During a visit to the Washington, D.C. Holocaust Museum Monday, President Barack Obama restated his commitment to Israel saying he'll "always be there" for the Jewish state.
The president's comments came a few days after Holocaust Remembrance Day. He also announced a series of steps to promote human rights and prevent genocide around the world.
Obama was introduced by Holocaust survivor and author Elie Wiesel, who said that as the nation's chief executive and a father, the president's duty is to remind future generations that the Holocaust happened.
"We must tell our children about a crime unique in human history, the one and only Holocaust," Obama said. "Six million innocent people -- men, women, children, babies -- sent to their deaths just for being different, just for being Jewish."
He added that these "seeds of hate" cannot be allowed to take root again. The president said an individual commitment to the Jewish people extends to American support for Israel.
"When attempts are made to delegitimize the state of Israel, we oppose them," Obama continued.
"When faced with a regime that threatens global security and denies the Holocaust and threatens to destroy Israel, the United States will do everything in our power to prevent Iran from getting a nuclear weapon," he said.
In his speech, President Obama also mentioned South Sudan as one success story in his administration's fight against genocide.

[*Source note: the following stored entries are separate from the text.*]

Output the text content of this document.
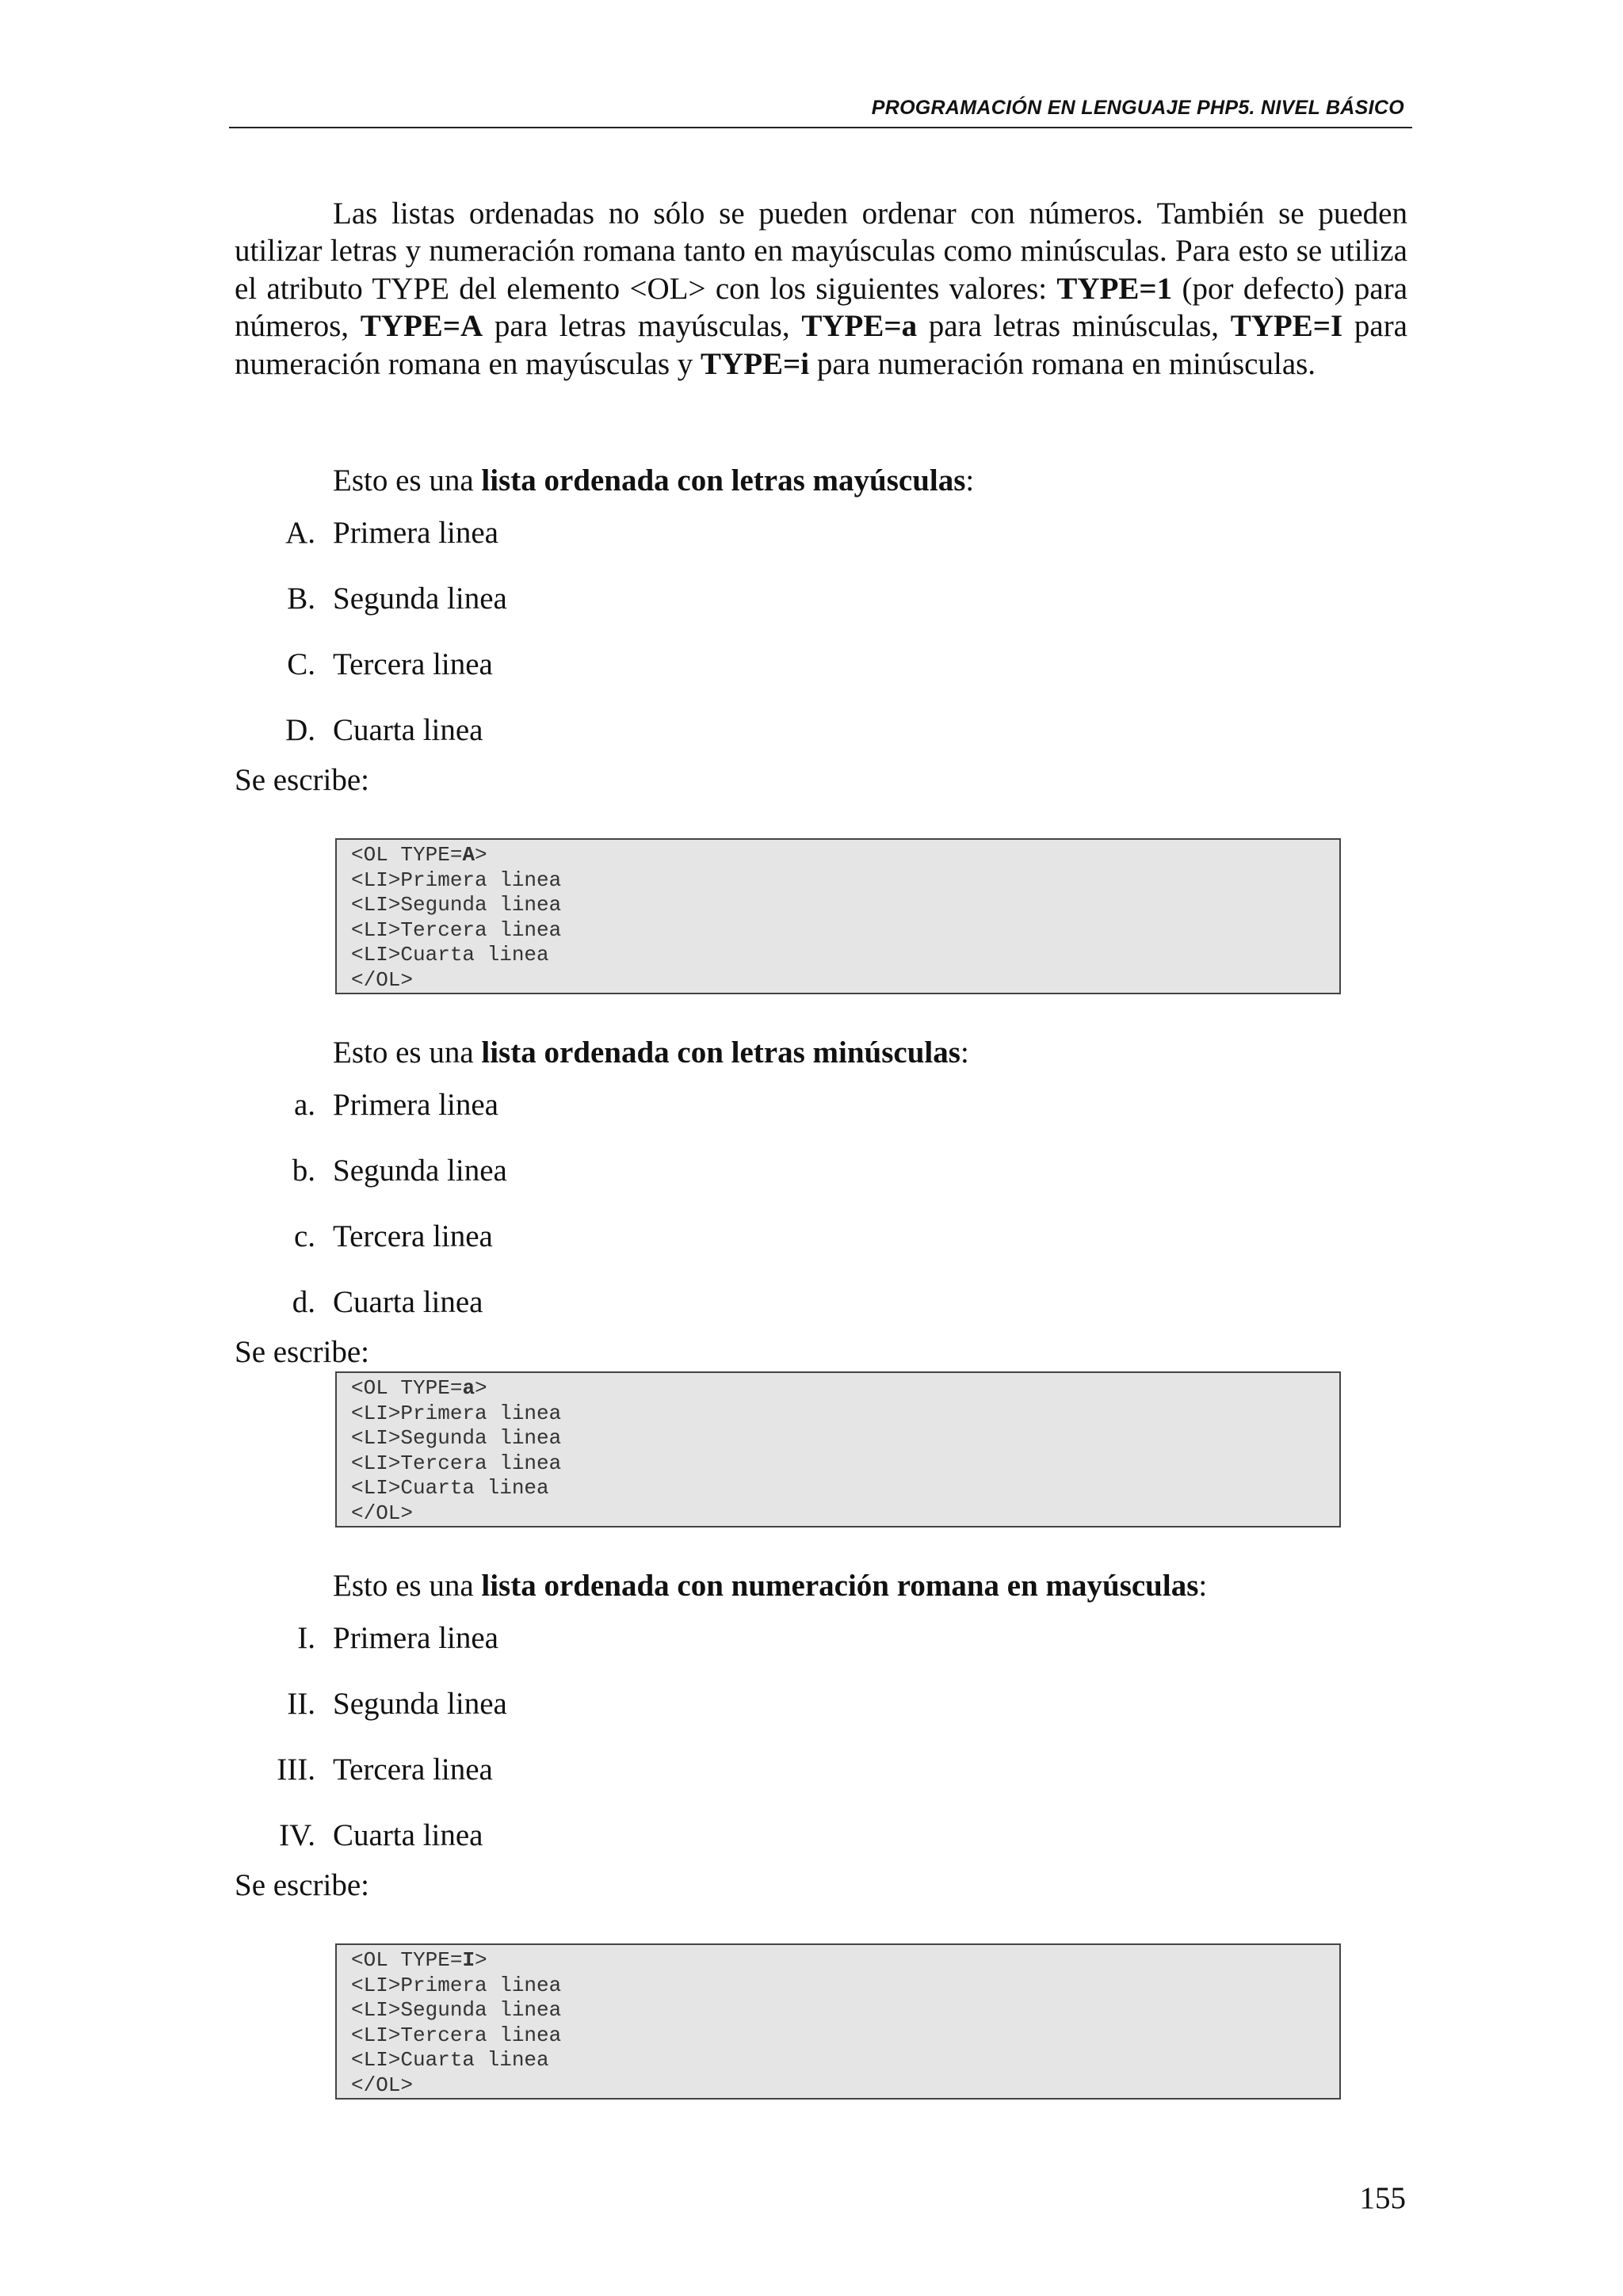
PROGRAMACIÓN EN LENGUAJE PHP5. NIVEL BÁSICO

Las listas ordenadas no sólo se pueden ordenar con números. También se pueden utilizar letras y numeración romana tanto en mayúsculas como minúsculas. Para esto se utiliza el atributo TYPE del elemento <OL> con los siguientes valores: TYPE=1 (por defecto) para números, TYPE=A para letras mayúsculas, TYPE=a para letras minúsculas, TYPE=I para numeración romana en mayúsculas y TYPE=i para numeración romana en minúsculas.

Esto es una lista ordenada con letras mayúsculas:

A. Primera linea
B. Segunda linea
C. Tercera linea
D. Cuarta linea

Se escribe:

<OL TYPE=A>
<LI>Primera linea
<LI>Segunda linea
<LI>Tercera linea
<LI>Cuarta linea
</OL>

Esto es una lista ordenada con letras minúsculas:

a. Primera linea
b. Segunda linea
c. Tercera linea
d. Cuarta linea

Se escribe:

<OL TYPE=a>
<LI>Primera linea
<LI>Segunda linea
<LI>Tercera linea
<LI>Cuarta linea
</OL>

Esto es una lista ordenada con numeración romana en mayúsculas:

I. Primera linea
II. Segunda linea
III. Tercera linea
IV. Cuarta linea

Se escribe:

<OL TYPE=I>
<LI>Primera linea
<LI>Segunda linea
<LI>Tercera linea
<LI>Cuarta linea
</OL>

155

As a result of diplomacy, South Sudan is the world's newest nation. Still, an ongoing fight between Sudanese Muslims and the primarily Christian South is growing.
Hospital officials are trying to cope with the aftermath of bombings and shootings from a brewing war that threatens to wipe out a cease-fire with the Sudanese government.
"The situation is now much, much alarming. We are now stretched to the limit," said Joseph Panyon, administrative director of Bentiu Hospital.
"We are receiving all the military casualties and the civilians alike on top of our normal patients that we have been dealing with," he said.
President Obama tried to intervene over the weekend, calling both sides in the largely Muslim-Christian conflict to account.
"We know what needs to happen," Obama said. "The government of Sudan must stop its military actions -- including aerial bombardments -- and must give aid workers access they need to save lives, and it must end its support for armed groups inside the South."
"Likewise, the government of South Sudan must end its support of armed groups inside Sudan, and it must cease its military actions across the border," he added.
Also Monday, Obama issued a new executive order that will allow the United States to impose sanctions on foreign governments that use modern technology, such as the Internet, to commit human rights abuses.